Conference Explores Role of Gossip

Gossip dates back to Roman Empire

Dawn Cornelio, left, and Stéphanie Nutting

Think we’re the only ones who gossip? Apparently not. Bottleneck dolphins have been observed discussing other members of their pods who happen to be absent.

And while these days we often think of gossiping on social network sites and by text messages, people have been talking about others behind their backs throughout history.

You can learn more about the ramifications and role of gossip at the “Gossip…so much more than hearsay” conference, organized by Profs. Dawn Cornelio and Stéphanie Nutting, both from the School of Languages and Literatures. They are working with a planning committee that includes Prof. Don Dedrick of the philosophy and psychology departments along with French studies undergraduate student Jessica Martin and European studies master’s student Jamie Jackson.

Scheduled for May 10 to 12, the event will feature keynote speakers Prof. Vincent Janik, from Scotland, who has studied gossip among dolphins, and Prof. Nathalie Solomon, from France, who will be discussing “Gossip as a Creative Device.” Between 25 and 30 other papers will be presented as well, exploring gossip from many perspectives. Dedrick, for example, will discuss gossip as a by-product of evolutionary pressures.

Cornelio and Nutting became interested in this topic after hearing Solomon speak at an earlier event. Says Nutting: “Her talk was limited to gossip in literature but we thought that there were many other fields where gossip hasn’t been explored. It’s a big topic. We think of gossip as being trivial but in fact it is very powerful.”

Coming up with a precise definition of gossip wasn’t easy, and the organizers have deliberately picked one that was broadly inclusive. “We define it as communication about an absent individual,” says Cornelio. “It’s not just being nasty about someone; it’s much more complex than that. It can be positive or negative.”

“And it’s been around forever,” Nutting adds. “There is a taboo about gossip, but I don’t think you can get rid of it. In fact, that’s one of the issues to be discussed at the conference – questions of propaganda and censorship.”

Finding speakers for the event was a bit tougher than they’d expected at first. “Nobody has a PhD in gossip,” points out Nutting. “This is a novel topic for a conference, and while everyone is fascinated by the topic, it does push people out of their comfort zone to actually examine it.”
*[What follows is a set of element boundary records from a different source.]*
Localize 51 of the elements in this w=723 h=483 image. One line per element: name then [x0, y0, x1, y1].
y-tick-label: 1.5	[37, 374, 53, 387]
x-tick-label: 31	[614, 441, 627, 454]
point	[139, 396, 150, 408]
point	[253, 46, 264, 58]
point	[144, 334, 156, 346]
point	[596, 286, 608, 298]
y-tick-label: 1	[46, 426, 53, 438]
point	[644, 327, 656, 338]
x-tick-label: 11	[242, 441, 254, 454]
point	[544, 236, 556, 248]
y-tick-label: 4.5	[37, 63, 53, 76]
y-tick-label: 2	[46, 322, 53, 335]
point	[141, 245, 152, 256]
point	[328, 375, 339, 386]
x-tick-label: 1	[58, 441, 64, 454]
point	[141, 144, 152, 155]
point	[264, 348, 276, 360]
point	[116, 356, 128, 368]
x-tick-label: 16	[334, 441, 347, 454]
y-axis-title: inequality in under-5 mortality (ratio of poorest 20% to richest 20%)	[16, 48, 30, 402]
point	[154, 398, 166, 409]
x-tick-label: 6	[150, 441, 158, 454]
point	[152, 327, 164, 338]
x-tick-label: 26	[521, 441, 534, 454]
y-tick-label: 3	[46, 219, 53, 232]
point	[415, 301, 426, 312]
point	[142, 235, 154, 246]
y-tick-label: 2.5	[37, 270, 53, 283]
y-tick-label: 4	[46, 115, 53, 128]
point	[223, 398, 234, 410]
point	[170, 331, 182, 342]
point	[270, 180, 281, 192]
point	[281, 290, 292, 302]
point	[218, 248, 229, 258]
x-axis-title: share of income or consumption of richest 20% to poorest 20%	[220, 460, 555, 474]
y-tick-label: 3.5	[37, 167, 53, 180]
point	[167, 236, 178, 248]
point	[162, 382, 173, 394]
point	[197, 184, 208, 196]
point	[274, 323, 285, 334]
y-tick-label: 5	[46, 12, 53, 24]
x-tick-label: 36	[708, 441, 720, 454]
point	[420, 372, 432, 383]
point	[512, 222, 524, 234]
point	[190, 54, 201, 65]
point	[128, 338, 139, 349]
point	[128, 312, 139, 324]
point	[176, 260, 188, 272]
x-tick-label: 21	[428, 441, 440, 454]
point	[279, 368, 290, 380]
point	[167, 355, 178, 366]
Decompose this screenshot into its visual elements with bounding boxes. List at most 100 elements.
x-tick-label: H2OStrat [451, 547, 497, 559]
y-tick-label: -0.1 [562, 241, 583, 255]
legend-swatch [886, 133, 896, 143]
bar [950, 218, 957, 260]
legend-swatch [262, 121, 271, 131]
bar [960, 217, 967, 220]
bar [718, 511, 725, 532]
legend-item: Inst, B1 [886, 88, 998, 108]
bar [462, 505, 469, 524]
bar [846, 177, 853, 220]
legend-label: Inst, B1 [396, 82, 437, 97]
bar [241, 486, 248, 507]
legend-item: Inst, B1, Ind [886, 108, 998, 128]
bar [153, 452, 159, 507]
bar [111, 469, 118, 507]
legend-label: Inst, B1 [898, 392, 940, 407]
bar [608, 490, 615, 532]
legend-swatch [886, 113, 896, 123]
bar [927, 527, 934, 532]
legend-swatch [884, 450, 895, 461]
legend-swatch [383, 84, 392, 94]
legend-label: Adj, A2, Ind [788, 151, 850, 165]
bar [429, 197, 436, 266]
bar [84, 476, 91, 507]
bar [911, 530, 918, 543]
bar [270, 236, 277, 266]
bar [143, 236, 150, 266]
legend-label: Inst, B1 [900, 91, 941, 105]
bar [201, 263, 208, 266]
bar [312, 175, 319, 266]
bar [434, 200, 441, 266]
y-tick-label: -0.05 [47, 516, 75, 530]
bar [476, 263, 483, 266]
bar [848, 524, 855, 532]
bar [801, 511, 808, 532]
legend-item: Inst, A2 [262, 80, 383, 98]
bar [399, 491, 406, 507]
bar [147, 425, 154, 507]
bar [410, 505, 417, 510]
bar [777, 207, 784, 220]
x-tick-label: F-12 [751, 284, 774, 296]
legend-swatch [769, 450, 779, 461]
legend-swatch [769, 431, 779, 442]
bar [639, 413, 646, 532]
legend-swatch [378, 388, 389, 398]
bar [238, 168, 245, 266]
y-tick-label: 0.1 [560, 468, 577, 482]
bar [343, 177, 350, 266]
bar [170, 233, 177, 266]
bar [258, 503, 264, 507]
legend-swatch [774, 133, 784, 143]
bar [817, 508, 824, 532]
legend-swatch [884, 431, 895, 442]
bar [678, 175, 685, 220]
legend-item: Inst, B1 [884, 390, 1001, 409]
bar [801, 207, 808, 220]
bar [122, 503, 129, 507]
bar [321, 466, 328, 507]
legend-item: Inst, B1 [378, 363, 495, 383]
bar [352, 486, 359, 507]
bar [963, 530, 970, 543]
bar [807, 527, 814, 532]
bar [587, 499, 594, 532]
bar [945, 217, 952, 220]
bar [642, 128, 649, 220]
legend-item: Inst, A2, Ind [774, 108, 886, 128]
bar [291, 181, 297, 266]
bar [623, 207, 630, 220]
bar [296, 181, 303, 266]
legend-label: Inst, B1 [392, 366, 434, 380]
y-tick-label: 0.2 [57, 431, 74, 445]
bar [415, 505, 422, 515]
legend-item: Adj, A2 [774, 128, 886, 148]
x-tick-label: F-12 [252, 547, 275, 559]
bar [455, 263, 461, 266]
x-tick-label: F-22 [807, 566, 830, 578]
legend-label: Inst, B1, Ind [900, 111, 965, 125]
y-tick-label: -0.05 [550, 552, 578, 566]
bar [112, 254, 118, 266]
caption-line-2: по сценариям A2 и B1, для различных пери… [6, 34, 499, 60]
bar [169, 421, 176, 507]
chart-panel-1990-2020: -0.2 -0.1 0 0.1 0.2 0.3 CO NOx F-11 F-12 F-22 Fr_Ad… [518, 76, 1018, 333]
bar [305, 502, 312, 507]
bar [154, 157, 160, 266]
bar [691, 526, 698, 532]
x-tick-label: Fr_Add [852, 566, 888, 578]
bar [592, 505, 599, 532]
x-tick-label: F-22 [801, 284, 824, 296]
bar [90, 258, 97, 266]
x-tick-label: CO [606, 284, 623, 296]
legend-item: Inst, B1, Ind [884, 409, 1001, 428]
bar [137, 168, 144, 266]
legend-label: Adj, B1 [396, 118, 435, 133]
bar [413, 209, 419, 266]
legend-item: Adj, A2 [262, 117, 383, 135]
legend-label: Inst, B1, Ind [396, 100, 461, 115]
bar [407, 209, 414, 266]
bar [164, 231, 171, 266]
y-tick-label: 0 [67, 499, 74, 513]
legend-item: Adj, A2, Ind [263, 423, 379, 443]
Yet understanding the uses and powers of gossip adds new perspectives to many fields. Cornelio points out how countries use gossip to shame and manipulate each other. For example, the U.S. did this to countries that were unwilling to participate in the coalition president George W. Bush created.

During the time of the Roman Empire, news and information spread more quickly through gossip and informal back channels than it could through the official routes.

“Gossip is often seen as something women do,” says Nutting. “That’s inaccurate, but women are especially vulnerable to gossip,” she says. “For women, the public and private spheres of their lives are not as separate as they appear to be for men.”

Speakers who will highlight this point are Jamie Jackson, Melissa Skinner-LaPorte and Matthew Toth, all graduate students who have been working with music professor Kimberly Francis. They will discuss the gossipy side of the letters between composer and music teacher Nadia Boulanger and Théodore Strawinsky, son of the famed composer Igor Stravinsky (his son chose the Russian spelling of the family name).

Will this conference be the first of many on gossip? Cornelio says they’ve been so busy organizing this one that they haven’t actually made a plan for the future, but she’d like to see conferences on this topic offered in other parts of the world. “We have established a recent partnership with the Crossroads in Cultural Narratives organization, involving nine European universities plus the U of G,” she adds, explaining that her hope is that one of the European universities in the group might take on the conference next.

Arrangements have already been made to publish some of the papers presented through Synergies, an electronic journal based at U of G.

Students will be able to attend the conference at no charge; a small fee will be required of the general public to cover some of the costs. “This will be an exciting event with lots of opportunity for interaction, sharing and developing ideas, and it’s small enough that everyone will be able to hear all the papers,” says Nutting.